Q5 Use contour integration to evaluate $$\int_{-1}^{1}\frac{\sqrt[]{1-x^2}}{x^2 + 1}dx$$
I've been trying to use a similar method to the one given in https://en.wikipedia.org/wiki/Contour_integration#Example_6_–_logarithms_and_the_residue_at_infinity but with a branch cut on [-1,1]. However I don't really understand what to do.
The integral around the classical "dogbone" contour implicates the residues from the poles at $z=i$ and $z=-i$ along with the residue at $\infty$.
First, we cut the plane with branch cuts that begin at $z=\pm 1$ and extend to the point at $\infty$ along the negative real axis. We write $\sqrt{1-z^2}=-i\sqrt{z+1}\sqrt{z-1}$ and select the branches of the square roots such that if we approach the line segment $[-1,1]$ from the upper half plane, then $\arg(\sqrt{1-z^2})=0$. Proceeding, we select
$$-\pi<\arg(z+1)\le \pi \tag 1$$
and
$$-\pi<\arg(z-1)\le \pi \tag 2$$
Note that given $(1)$ and $(2)$, we see that as we approach $[-1,1]$ from the lower half plane, then $\arg(\sqrt{1-z^2})=-\pi$.

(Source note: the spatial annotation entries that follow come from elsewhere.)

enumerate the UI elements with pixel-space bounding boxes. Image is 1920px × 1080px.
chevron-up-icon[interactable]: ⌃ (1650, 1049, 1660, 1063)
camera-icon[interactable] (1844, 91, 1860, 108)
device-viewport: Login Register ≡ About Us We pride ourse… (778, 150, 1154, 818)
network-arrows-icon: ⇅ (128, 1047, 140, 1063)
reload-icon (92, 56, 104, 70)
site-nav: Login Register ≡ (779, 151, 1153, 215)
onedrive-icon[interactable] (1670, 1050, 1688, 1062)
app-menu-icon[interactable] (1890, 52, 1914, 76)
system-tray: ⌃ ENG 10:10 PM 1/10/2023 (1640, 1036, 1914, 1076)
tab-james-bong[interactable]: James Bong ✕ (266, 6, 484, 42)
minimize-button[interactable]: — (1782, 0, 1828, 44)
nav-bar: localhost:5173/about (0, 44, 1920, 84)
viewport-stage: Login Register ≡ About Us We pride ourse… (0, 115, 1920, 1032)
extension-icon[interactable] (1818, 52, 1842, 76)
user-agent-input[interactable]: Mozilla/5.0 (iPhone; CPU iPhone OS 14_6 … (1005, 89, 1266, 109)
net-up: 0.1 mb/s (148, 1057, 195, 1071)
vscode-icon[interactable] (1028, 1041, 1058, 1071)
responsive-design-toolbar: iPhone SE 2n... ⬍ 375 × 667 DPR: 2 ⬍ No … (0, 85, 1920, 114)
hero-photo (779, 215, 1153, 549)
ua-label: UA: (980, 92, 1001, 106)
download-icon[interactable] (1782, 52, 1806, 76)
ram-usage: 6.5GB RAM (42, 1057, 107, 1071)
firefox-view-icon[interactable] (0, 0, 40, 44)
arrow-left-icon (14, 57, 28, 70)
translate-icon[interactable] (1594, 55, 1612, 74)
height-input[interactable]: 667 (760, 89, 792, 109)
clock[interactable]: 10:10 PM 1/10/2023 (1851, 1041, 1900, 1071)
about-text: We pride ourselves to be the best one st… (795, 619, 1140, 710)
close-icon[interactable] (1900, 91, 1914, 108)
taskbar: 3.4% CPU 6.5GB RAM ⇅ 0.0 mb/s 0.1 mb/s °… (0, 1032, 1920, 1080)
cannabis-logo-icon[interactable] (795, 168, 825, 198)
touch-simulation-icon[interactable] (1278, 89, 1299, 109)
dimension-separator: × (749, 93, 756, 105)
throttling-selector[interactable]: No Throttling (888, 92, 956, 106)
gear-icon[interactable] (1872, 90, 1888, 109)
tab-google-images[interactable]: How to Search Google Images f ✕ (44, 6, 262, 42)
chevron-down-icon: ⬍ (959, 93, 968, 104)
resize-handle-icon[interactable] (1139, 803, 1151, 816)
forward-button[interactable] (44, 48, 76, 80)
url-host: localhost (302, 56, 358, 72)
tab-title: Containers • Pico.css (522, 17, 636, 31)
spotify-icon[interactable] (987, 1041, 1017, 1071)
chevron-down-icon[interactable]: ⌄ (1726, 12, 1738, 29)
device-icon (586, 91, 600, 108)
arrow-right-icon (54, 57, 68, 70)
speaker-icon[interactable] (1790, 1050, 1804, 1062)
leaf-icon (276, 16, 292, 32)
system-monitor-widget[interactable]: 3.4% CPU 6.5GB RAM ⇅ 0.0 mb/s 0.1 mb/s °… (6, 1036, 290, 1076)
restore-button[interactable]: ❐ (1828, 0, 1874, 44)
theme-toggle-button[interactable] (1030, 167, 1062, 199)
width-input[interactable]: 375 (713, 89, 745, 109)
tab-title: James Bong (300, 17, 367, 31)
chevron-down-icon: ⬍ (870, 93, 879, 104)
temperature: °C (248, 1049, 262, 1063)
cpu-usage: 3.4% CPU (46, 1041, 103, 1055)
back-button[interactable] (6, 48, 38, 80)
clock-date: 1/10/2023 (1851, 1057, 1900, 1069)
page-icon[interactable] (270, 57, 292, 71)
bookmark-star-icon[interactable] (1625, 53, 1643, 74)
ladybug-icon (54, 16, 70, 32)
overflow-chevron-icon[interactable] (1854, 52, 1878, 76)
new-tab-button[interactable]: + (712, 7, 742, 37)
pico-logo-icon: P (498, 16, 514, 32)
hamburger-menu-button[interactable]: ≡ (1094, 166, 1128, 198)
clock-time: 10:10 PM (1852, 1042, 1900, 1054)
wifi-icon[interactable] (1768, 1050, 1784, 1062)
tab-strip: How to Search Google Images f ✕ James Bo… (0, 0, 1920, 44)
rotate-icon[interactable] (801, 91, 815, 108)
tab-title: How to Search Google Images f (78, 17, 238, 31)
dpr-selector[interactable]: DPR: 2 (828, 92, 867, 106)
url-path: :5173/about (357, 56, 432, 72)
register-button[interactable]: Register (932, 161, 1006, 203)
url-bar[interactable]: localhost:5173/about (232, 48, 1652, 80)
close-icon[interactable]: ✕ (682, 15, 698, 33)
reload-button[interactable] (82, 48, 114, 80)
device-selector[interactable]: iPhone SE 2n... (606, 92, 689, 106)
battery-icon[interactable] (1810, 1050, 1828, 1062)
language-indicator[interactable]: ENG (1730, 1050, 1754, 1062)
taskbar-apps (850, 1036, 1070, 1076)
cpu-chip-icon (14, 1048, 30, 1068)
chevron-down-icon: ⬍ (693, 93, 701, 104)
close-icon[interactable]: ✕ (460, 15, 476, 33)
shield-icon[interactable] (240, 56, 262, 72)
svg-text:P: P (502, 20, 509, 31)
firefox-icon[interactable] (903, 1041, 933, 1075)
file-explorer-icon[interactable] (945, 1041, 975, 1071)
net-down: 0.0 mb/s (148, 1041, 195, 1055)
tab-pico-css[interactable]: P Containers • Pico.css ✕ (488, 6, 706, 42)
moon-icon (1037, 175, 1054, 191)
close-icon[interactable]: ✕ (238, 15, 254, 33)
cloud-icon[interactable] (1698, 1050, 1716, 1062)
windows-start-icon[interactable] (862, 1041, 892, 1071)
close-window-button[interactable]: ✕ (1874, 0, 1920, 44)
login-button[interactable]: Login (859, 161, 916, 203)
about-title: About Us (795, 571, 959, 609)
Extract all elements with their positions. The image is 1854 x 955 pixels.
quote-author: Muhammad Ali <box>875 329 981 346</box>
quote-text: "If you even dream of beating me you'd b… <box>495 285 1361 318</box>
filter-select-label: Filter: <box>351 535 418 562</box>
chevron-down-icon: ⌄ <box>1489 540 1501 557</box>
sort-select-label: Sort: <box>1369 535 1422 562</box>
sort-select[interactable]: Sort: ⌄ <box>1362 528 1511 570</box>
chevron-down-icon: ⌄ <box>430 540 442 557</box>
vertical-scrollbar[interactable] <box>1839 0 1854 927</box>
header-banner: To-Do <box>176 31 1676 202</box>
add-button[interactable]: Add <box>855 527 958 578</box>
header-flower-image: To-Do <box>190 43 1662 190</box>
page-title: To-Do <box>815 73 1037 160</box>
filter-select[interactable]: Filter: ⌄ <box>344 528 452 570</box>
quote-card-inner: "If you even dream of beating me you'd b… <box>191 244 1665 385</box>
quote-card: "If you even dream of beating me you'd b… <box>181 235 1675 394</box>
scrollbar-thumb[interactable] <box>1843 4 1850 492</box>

Let $C$ be the classical dogbone contour comprised of the $(i)$ line segment from $-1+$ to $1$ approaching from the upper half plane, $(ii)$ line segment from $1+$ to $-1$ approaching from the lower half plane, $(iii)$ a circle of radius $\epsilon$ and center $-1$, and $(iv)$ a circle of radius $\epsilon$ and center $1$. In the limit as $\epsilon\to 0$, the contributions to the value of the integral from integrating over $(iii)$ and $(iv)$ vanish. Hence, we have
$$\begin{align} \lim_{\epsilon\to 0^+}\oint_C \frac{\sqrt{1-z^2}}{z^2+1}\,dx&=\int_{-1}^1 \frac{\sqrt{1-x^2}}{1+x^2}\,dx+\int_1^{-1}\frac{-\sqrt{1-x^2}}{1+x^2}\,dx\\\\ &=2\int_{-1}^1 \frac{\sqrt{1-x^2}}{1+x^2}\,dx\tag 3 \end{align}$$
In addition, we have
$$\begin{align}\lim_{\epsilon\to 0^+}\oint_C \frac{\sqrt{1-z^2}}{z^2+1}\,dx&=2\pi i\text{Res}\left(\frac{\sqrt{1-z^2}}{1+z^2}, z=\pm i,\infty\right) \\\\ &=2\pi i\left(\frac{\sqrt 2}{2i}+\frac{-\sqrt 2}{-2i}+i\right)\\\\ &=\pi (2\sqrt 2-2)\tag 4 \end{align}$$
Equating $(3)$ and $(4)$ and solving for the integral of interest yields
$$\int_{-1}^1 \frac{\sqrt{1-x^2}}{1+x^2}\,dx=(\sqrt 2-1)\pi$$
One way to proceed that offers a more straightforward approach is to invoke Cauchy's Integral Theorem to write
$$\begin{align} \oint_{C_{\text{Dogbone}}}\frac{\sqrt{1-z^2}}{1+z^2}\,dz&=2\int_{-1}^1 \frac{\sqrt{1-x^2}}{1+x^2}\,dx\\\\ &=\underbrace{\lim_{R\to \infty}\int_{2\pi}^0\frac{-i\sqrt{R^2e^{i2\phi}-1}}{1+R^2e^{i2\phi}}\,iRe^{i\phi}\,d\phi}_{\text{Contribution from the Residue at Infinity}}\\\\& +2\pi i \text{Res}\left(\frac{\sqrt{1-z^2}}{1+z^2}, z=i\right)\\\\ &+2\pi i \text{Res}\left(\frac{\sqrt{1-z^2}}{1+z^2},z=-i\right)\\\\ &=-2\pi+\pi \sqrt{2}+\pi\sqrt 2 \end{align}$$
Hence, we obtain the coveted result
$$\int_{-1}^1 \frac{\sqrt{1-x^2}}{1+x^2}\,dx=(\sqrt 2-1)\pi$$